Due to its versatility, manufacturers use EDM machines for a wide range of applications. As this process can cut very small parts, it is often the ideal choice for producing small, very detailed parts that would normally be too delicate for other machining options. In addition, the process is cost effective for low volume designs and can prove beneficial for prototyping even if the actual design is done differently.
Please note that the wire in the process is constantly moving and cannot be reused. As a result, copper, brass, or other metal wire can be miles long, adding to the cost of the process. And while the process does not use force and therefore does not burr and can be used on delicate items, there is certainly the possibility of thermal stress.
Most wire EDM operations start with a rough cut with a fairly high feed rate and high dielectric flow. Subsequent degreasing passes require smaller cuts with reduced dielectric flow to achieve tolerance of the finished surfaces. The reduced dielectric flow prevents distortion of the wire during these transitions.
Cuts that do not start along the edge of the part (such as holes) require pre-drilling to allow the wire to pass through. Many wire EDM machines have small hole drilling electrodes for this purpose, which allows starting holes to be made in hardened steel without the use of conventional drill bits. Small hole drills typically use an EDM electrode mounted in a rotating mandrel with a dielectric pumped through the electrode to flush the hole. The process of making small holes in a hardened material using standalone EDM drills is sometimes called hole pop-up.
:: Read more : Introduction to wire cutting
The main advantage of a wire EDM machine over a conventional EDM machine is that the continuous wire feed minimizes the wear that occurs with a stationary electrode. However, a wire EDM machine can use a lot of wire, which increases costs. Many wire EDM machines are self-threaded, so if the wire breaks, the process can continue almost continuously.
Another important advantage is the ability to cut parts after heat treatment, which eliminates the possibility of deformation resulting from post-treatment. In addition, since wire EDM does not apply pressure to the tool on the workpiece, small, delicate parts are easily machined. Fixing requirements are minimal compared to conventional machining methods. Very fine surfaces are possible.
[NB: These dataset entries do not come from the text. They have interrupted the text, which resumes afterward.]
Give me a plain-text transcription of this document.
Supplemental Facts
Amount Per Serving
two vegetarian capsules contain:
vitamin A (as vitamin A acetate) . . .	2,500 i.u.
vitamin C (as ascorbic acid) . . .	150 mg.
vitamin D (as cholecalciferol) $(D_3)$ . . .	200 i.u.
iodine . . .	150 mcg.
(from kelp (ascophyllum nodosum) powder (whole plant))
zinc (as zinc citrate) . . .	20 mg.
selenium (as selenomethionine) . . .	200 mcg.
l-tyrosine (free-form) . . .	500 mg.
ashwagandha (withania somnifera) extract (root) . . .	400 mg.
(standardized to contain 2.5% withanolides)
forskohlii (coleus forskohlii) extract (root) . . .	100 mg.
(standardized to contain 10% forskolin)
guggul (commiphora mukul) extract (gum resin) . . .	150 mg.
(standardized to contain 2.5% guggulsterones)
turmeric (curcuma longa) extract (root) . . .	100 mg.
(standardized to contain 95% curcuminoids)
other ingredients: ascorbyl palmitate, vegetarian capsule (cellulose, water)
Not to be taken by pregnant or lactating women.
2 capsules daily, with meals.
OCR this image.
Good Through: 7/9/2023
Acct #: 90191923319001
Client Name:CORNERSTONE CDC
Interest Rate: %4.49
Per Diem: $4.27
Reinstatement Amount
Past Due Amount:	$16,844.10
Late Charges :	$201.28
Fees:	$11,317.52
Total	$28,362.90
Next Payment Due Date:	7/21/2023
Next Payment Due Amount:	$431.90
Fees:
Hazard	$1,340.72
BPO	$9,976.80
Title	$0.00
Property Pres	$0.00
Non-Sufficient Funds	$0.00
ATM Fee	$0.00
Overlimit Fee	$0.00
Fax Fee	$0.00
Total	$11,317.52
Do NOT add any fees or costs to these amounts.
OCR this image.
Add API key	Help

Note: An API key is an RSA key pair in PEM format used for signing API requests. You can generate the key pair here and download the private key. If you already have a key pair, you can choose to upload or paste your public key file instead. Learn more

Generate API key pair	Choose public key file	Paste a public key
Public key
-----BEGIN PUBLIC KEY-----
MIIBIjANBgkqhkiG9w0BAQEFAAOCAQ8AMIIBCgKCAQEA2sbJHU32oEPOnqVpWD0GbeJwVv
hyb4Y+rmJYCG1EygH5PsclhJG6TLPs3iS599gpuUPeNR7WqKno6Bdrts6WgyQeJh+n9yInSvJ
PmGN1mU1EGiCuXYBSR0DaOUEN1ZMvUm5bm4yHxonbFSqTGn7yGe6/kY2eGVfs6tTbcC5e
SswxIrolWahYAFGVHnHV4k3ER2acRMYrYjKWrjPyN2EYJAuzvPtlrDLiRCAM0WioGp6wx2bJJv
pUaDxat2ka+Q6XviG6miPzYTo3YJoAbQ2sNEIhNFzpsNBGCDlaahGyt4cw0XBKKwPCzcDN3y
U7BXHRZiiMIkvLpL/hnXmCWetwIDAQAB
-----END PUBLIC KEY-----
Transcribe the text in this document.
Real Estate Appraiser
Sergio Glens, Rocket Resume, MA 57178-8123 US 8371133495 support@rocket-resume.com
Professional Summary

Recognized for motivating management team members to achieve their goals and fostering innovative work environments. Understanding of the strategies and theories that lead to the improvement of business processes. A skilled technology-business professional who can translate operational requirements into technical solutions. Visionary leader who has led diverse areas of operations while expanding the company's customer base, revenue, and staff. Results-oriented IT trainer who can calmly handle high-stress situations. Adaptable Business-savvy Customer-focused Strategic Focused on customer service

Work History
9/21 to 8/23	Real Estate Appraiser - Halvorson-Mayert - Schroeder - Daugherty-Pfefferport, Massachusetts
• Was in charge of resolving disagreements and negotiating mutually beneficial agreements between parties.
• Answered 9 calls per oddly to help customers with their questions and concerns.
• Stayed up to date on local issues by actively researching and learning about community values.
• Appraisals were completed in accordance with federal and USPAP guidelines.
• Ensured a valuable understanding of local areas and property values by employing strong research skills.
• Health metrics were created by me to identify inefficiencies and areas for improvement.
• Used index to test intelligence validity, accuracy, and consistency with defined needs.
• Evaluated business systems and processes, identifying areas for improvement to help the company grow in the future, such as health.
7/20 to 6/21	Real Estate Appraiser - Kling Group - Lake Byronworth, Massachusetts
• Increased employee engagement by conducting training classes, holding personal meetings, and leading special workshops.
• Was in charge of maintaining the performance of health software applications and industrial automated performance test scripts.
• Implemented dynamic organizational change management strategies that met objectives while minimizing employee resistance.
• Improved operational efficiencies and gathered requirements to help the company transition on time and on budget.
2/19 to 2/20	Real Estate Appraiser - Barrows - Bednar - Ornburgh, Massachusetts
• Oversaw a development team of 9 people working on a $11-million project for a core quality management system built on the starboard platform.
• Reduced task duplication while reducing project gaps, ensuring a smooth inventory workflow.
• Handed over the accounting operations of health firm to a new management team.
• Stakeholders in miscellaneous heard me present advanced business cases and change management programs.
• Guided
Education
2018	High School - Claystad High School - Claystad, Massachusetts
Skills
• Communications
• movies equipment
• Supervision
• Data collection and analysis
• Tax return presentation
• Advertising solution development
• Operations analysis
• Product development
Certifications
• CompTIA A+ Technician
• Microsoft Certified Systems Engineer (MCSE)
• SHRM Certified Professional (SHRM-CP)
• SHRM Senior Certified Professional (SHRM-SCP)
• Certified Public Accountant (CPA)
Compared to many machining methods, EDM is a slow process, although speeds have increased over the years due to technological advances. Productivity can be increased by stacking identical parts and cutting them all at once. Multi-head machines are available to cut multiple identical parts simultaneously. Because wire EDM is a thermal process, some stresses can be imparted to the workpiece.
Although relatively straightforward to perform, maintenance of wire EDM machines can be more demanding than that required for conventional machine tools. Consumables can be more costly, too. These costs can sometimes be softened by the fact that almost all wire EDM machines are designed to operate unattended, save for loading and unloading. The absence of burrs on the finished parts can also save by labor or time by eliminating the deburring step.